Reviewing NLP Projects

Overview

The “Reviewer Mode” is designed to facilitate efficient and effective oversight of the labeling process. As a reviewer, your role involves ensuring the accuracy and consistency of labeled data while maintaining a smooth workflow for labelers. This mode provides you with the tools and insights you need to uphold the quality standards of your project.

How it works?

You must have the Reviewer role first to use the Reviewer Mode. Roles in Datasaur can be viewed at the following link.

Span Labeling Reviewer Mode

You can see how conflicts in token labeling look. We have three types of conflicts in token labeling:

Contents conflict
Spans conflict
Arrows conflict

For more information about the difference between the three types of conflict, please refer to this link.

You can also hover over the conflicting label between two labelers and choose the best label answer by clicking the label.

You can also Go to the next conflict and the previous conflict in the Go toolbar. Or by clicking Alt+Shift+Right for going to the next conflict and Alt+Shift+Left for going to the previous conflict.

We also differentiate the label color based on the label's status

Your label color will be gray when your label has already reached consensus among the labelers.

Your label color will be yellow when you use our Assisted Labeling Functionality; it will show you that this label comes from the Assisted Labeling Extension by making the color yellow.

Your label color will be blue when your labeler and reviewer have different answers; it will show you that this label has an incorrect or rejected status by the reviewer.

Your label color will be purple when your reviewer labels the token; it will show you that the label is labeled by the reviewer.

Your label color will be red when the status is unresolved or conflicted with another labeler; it will show you that the label is unresolved or conflicted.

In token labeling, you can also see the number of token labels applied, the last labeled row, and the total solved rows. You can see it in the lower-right corner of the table display

Row Labeling Reviewer Mode

Unlike token labeling, the reviewing process in row labeling involves accepting answers within the Document Labeling extension. When reviewing a row labeling project, there are two primary things:

Table

Line color
- White color: Rows containing a consensus or those already resolved by the reviewer.
- Yellow color: Rows containing both a consensus answer and a conflicting answer. This occurs when a question has multiple values enabled.
- Red color: Rows without any consensus
- Blue color: Selected rows.
Answer in the table
Submitting answers in the Document labeling extension will trigger the display of answers in the table.
- Empty answers in the table
  - No consensus
- Answers displayed in the table
  - Meet consensus
  - Mix consensus and conflict
    Only display the consensus answers. The conflicted answer will be displayed after the reviewer resolves it.
  - Resolved answers by a reviewer

Document labeling extensions

Consensus rows
- Answers are in shown blue-colored labels
- Answers are selected in the question field
Mix consensus and conflict rows

Conflict answers are shown in the red-colored labels
Consensus answers are shown in blue-colored labels and selected

Document Labeling Reviewer Mode

In essence, the behavior is similar to row labeling, but let's delve into the specifics of the Document labeling extension. ✨

Bounding Box Labeling Reviewer Mode

We are planning to enable the review feature for bounding box labeling in the near future. It’s coming soon!

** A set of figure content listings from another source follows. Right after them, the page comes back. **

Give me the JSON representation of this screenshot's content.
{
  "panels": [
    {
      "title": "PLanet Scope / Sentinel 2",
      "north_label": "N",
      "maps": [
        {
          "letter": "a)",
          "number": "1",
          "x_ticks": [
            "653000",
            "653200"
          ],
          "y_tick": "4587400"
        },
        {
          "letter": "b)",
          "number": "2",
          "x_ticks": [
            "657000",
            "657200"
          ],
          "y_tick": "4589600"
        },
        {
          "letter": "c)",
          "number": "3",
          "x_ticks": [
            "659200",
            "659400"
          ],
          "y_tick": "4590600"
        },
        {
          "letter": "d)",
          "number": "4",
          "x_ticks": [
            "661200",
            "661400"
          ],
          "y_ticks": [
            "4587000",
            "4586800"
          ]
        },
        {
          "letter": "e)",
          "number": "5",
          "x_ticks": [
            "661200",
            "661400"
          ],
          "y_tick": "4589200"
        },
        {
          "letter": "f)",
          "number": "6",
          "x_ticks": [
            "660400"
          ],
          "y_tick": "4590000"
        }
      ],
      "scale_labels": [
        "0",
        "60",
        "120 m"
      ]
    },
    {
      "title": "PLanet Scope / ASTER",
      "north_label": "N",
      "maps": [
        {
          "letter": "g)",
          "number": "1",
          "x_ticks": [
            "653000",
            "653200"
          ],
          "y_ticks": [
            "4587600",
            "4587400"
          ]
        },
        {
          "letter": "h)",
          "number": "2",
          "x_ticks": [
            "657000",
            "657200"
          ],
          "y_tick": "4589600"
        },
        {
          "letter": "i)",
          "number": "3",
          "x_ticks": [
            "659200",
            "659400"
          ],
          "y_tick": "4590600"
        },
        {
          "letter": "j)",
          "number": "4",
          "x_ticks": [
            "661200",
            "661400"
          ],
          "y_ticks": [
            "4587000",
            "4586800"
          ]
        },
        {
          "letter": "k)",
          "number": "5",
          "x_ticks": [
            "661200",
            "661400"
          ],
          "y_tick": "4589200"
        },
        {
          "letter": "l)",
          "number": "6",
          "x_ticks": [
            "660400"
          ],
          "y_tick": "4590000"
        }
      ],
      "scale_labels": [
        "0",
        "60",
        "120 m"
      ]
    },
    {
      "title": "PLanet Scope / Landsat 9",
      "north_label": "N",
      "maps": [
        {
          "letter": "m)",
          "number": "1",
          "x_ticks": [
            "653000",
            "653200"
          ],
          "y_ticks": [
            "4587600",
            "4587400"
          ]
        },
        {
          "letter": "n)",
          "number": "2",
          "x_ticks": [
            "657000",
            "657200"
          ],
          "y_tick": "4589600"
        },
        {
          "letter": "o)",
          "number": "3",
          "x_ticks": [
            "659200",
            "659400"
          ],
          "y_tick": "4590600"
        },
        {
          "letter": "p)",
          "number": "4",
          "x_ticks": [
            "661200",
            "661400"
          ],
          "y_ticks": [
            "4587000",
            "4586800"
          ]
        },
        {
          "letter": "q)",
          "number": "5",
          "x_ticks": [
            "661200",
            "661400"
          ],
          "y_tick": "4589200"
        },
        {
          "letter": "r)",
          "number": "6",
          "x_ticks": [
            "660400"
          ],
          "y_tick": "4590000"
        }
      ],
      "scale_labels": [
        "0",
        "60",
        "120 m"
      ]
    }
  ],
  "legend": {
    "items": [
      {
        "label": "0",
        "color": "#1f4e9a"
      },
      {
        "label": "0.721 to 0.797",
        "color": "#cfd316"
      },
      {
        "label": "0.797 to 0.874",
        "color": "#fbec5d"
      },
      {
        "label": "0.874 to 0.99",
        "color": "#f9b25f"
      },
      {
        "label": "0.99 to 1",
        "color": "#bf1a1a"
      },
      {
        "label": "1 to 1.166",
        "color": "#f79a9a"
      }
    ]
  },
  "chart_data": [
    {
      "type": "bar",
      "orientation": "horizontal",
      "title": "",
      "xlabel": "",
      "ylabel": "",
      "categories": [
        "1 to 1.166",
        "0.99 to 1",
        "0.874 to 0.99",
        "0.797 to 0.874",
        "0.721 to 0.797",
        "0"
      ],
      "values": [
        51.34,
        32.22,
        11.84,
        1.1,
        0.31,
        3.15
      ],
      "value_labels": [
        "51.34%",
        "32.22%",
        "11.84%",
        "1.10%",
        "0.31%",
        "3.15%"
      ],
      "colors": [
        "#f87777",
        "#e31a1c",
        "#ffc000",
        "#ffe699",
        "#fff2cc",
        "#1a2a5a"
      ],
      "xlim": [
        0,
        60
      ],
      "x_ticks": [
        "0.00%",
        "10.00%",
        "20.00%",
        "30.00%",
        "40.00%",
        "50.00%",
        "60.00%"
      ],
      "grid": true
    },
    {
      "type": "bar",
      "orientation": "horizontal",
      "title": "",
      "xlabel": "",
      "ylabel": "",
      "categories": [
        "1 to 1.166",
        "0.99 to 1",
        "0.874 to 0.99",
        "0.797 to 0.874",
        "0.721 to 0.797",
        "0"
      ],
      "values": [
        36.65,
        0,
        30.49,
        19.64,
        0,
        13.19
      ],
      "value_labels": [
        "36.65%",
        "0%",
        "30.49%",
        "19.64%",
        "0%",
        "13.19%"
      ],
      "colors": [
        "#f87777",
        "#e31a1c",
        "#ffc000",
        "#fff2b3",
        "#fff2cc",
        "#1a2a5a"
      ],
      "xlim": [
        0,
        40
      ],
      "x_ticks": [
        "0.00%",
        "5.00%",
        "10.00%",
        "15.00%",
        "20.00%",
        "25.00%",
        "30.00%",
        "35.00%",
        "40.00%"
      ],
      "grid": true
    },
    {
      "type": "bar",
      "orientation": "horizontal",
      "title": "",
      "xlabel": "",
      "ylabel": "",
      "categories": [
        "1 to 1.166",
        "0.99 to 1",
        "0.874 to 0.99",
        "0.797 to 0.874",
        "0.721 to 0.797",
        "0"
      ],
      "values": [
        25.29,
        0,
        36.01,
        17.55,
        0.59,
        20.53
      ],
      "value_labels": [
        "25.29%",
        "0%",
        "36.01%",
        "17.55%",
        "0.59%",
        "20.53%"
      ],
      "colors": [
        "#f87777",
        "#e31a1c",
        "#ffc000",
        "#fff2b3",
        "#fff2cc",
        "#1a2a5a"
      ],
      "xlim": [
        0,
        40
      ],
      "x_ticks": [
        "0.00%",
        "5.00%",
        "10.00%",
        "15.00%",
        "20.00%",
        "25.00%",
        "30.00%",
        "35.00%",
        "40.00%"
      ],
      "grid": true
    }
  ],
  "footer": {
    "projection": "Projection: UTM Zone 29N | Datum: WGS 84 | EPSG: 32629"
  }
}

LLM Evaluation Reviewer Mode

Reviewer can input their own rating and answer by click the Edit button and edit the answer (and rating) the click the submit button on the bottom.

Reviewer also able to select the labelers’ answer as shown on the image below. Click the submit button after you select one of the labelers’ answer.

LLM Evaluation Report

When you click “Mark Project as Complete” in the LLM Evaluation project on Reviewer mode, a window appears. This window includes the LLM Evaluation Report Card and a prompt to download the 'LLM Evaluation Format.csv'. The calculations within this report are derived from the reviewers' answers.

LLM Evaluation Report Card

The LLM Evaluation Report Card consists of:

Average Rating Score (0.00 - 1.00): This score is the average of all prompts rated across all files. Datasaur rounds the LLM Evaluation Score: values equal to or greater than 0.5 are rounded up, while values less than 0.5 are rounded down.
Rating Distribution Bar Chart: This chart visualizes the distribution of 1–5 star ratings and includes a section for unrated items.
Unrated Definition: “Unrated” refers to prompts that have not received any reviewers' answers.